R: It is never black and white. I remember exploring my gender and sexuality after getting out of high school. I challenged gender norms as a way to find who I was and what my queerness meant. I think I just now realise that queerness comes in so many different ways and that sometimes labelling only just restricts us. Instead of saying I am gay I tend to say queer.
How do you think queerness and creativity are linked?

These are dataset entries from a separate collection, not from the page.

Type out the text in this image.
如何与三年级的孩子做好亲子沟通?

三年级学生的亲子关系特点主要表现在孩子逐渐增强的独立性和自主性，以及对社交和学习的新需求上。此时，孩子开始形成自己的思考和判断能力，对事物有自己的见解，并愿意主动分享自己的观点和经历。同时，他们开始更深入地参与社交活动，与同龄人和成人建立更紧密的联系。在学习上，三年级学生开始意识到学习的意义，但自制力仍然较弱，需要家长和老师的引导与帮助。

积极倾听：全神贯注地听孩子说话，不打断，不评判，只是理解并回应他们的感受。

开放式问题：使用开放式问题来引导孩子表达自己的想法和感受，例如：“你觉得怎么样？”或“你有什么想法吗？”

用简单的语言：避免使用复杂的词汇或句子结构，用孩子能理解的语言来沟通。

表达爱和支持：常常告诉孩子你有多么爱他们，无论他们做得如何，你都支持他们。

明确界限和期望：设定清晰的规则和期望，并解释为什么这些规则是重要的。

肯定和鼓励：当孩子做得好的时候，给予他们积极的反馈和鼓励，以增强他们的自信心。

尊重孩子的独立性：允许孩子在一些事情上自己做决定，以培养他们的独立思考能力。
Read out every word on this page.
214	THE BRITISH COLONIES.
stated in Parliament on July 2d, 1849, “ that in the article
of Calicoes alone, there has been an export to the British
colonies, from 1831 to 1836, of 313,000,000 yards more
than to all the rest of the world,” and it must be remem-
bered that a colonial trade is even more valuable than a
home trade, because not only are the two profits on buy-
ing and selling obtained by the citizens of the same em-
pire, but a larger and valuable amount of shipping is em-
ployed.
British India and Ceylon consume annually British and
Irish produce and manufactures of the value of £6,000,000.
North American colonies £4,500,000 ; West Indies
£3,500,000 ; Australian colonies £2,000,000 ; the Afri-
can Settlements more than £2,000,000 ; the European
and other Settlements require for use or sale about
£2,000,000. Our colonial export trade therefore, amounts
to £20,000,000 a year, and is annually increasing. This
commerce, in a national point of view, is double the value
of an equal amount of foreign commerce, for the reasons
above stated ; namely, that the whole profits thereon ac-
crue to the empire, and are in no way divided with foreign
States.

R: It is a form of self expression. Growing up in boarding school we were all moulded to be the same, I never had the chance to explore until I was 18 and started playing with clothing, make up and my appearance. I think research and history of queer figures expands our creative knowledge.
You’ve worked on multiple projects together as designers, photographers and models. What was it like collaborating together creatively?
M: Just like anything, there are projects that are as easy as breathing, and others that require a little more configuration. Working with someone who is first and foremost a close friend can at times be strenuous on a relationship, but you (hopefully) quickly learn the subtle art of compromise and are ultimately better off.
R: It was a challenge because we are both very independent people. But I think after a few projects we started to understand the way each other moves creatively. As I started shooting, the relationship became one similar to a muse and an artist one.
How do you navigate expressing your sexual and/or gender identity in online public spaces such as Instagram?
M: I much prefer to discuss myself on platforms that are not my own personal instagram, there is something about talking to a faceless nameless crowd that allows greater vulnerability.
R: I think my identity is far more complex and my gender and sexuality are just aspects of it. As a cis gay man, I don't think my opinion is needed all the time. I use my voice and platform to speak up and magnify smaller voicer/ creators. Other than that, I just spend my time at the beach or on set.
What are you most proud of?
M: My incredibly loving and inspiring community in New Zealand.
R: I’m proud of the people I have chosen to surround myself with. My friends are all open people that constantly want to grow. I am proud of the work I have put in the past year.
What does being a QPOC (queer person of colour) mean to you?
R: It’s like a secret club, a worldwide network. It’s an immediate connection.
Any advice for people struggling to express their authentic selves?
R: Take your time but also understand that there are people just like you and you are not alone in this. Find your chosen family and support each other. I’m speaking from a place of privilege as my parents were extremely accepting, but I know people are in different circumstances.
How do you think others can be better allies for the LGBTQIA+ community?
M: Educate yourself, watch a few seasons of drag race. Live and let live.
R: Support. Donate. Show up. Scream with us. March with us. Fight with us.